Sacred Ground
Carolyn asked if I would use this space to say a little about the Sacred Ground dialogue circles that are just getting underway at St. Paul’s, but I want to start with a story of my own childhood.
I did most of my growing up in a small suburban town of 4000 people in northern New Jersey, where I walked home for lunch every day right through 8th grade. My parents chose that town because of the high taxes, since high taxes meant that residents supported the schools. My parents’ core belief (besides active involvement in the local Episcopal Church) was that money should be spent on good food and good education, so I ate well and attended excellent public schools. In the afternoons after school, starting in 3rd grade, I’d often go with a group of friends to play in the woods at the end of our street. Everywhere – everywhere — I went, I felt completely safe, loved, and secure. I assumed that this was how life worked for everybody. I have often talked about my “golden childhood.” What I now see, as I move more deeply into the Sacred Ground curriculum, is that I actually had a very “white” childhood.
Sacred Ground is a workshop deliberately designed for white-white dialogue. As Ijeoma Olua, a woman of color, says: “White People, I don’t want you to understand me better; I want you to understand yourselves.”

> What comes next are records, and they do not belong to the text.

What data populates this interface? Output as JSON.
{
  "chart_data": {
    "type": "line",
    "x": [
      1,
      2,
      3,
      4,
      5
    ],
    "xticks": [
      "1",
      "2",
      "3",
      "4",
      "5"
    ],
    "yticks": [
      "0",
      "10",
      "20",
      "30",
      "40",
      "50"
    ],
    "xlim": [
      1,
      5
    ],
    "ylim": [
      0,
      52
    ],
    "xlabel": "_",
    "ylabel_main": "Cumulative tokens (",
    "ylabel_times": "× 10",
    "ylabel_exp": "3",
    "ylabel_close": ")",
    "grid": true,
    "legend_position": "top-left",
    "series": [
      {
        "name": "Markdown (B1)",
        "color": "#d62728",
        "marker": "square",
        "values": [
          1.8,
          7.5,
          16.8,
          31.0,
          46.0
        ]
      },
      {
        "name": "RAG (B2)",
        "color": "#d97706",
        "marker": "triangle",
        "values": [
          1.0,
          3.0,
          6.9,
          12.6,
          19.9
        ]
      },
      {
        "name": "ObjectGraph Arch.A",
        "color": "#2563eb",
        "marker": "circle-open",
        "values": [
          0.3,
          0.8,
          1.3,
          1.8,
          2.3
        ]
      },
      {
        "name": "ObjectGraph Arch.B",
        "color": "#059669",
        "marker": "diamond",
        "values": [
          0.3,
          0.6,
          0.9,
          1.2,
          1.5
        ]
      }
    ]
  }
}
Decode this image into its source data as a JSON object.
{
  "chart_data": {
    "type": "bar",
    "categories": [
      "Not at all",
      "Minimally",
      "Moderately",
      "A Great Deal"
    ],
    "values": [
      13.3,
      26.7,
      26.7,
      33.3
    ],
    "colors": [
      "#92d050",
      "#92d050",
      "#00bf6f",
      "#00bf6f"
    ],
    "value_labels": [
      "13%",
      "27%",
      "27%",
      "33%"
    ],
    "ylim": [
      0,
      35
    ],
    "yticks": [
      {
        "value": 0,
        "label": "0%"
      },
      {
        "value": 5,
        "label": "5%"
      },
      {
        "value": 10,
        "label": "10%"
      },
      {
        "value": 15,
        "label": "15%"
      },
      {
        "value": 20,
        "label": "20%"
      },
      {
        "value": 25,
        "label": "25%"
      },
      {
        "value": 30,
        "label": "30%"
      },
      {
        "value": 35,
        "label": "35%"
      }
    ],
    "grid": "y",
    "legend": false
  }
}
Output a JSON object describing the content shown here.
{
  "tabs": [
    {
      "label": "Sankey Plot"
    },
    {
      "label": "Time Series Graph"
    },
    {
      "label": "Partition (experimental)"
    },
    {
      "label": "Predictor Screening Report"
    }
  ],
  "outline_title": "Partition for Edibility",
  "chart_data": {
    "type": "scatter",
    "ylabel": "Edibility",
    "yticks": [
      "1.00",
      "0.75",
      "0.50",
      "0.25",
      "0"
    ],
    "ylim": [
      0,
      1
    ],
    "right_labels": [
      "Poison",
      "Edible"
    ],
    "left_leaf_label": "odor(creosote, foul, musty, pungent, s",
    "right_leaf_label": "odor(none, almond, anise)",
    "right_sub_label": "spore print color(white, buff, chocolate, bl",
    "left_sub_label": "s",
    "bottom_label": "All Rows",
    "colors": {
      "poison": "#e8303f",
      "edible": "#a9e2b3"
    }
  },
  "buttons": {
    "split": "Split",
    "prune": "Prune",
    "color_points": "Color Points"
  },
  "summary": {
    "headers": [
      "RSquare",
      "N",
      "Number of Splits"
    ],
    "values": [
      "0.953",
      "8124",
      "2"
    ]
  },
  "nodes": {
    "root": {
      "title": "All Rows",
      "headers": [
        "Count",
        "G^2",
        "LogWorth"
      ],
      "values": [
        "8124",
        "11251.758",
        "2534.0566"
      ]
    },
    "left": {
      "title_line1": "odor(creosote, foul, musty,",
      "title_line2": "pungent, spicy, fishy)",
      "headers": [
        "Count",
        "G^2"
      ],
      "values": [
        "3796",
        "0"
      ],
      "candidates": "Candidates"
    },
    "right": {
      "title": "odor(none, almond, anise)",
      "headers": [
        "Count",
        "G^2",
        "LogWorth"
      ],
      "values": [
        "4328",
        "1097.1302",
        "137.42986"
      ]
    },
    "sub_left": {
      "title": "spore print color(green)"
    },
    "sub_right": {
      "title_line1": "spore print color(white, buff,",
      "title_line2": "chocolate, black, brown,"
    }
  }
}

The purpose of these Sacred Ground dialogue circles is to help us do just that: to better understand ourselves by reflecting on our own family stories within the context of white culture, acknowledging the (mostly unrecognized) privileges we have inherited at the expense of those we have been accustomed to identify as “other.” The purpose is never to elicit guilt or to place blame. The Sacred Ground curriculum is carefully designed to open our eyes to the ongoing effects of systemic racism on those who experience it, while simultaneously helping us recognize the subtle forms of racism we ourselves might unintentionally still be carrying, and to accept the reality of white privilege as part of our lived experience (such as my “golden” childhood). It’s a shared journey into self-awareness, with the understanding that ultimately this self-awareness will call us into the work of racial reconciliation, whether by how we re-vision our own and our nation’s history, by how we pray, by how we interact with others, or by more active social and political engagement.
St. Paul’s currently has three Sacred Ground dialogue circles (although the dialogue circle I’m part of is actually more of a “dialogue square” since we meet via Zoom). There are 10 sessions in all; the group I’m in will be meeting monthly, meaning that we will be doing this sacred work from now through next April.
If you are not currently taking part in one of these Sacred Ground dialogue circles but are interested, please contact the church office; a list is already underway for another dialogue circle (or more) in the fall.
Meanwhile, tend yourselves, body and soul, knowing that God is with us even in the midst of pandemic and protest, tear gas and grief. Jesus lived in such a world, and he is with us now, calling us always to hope.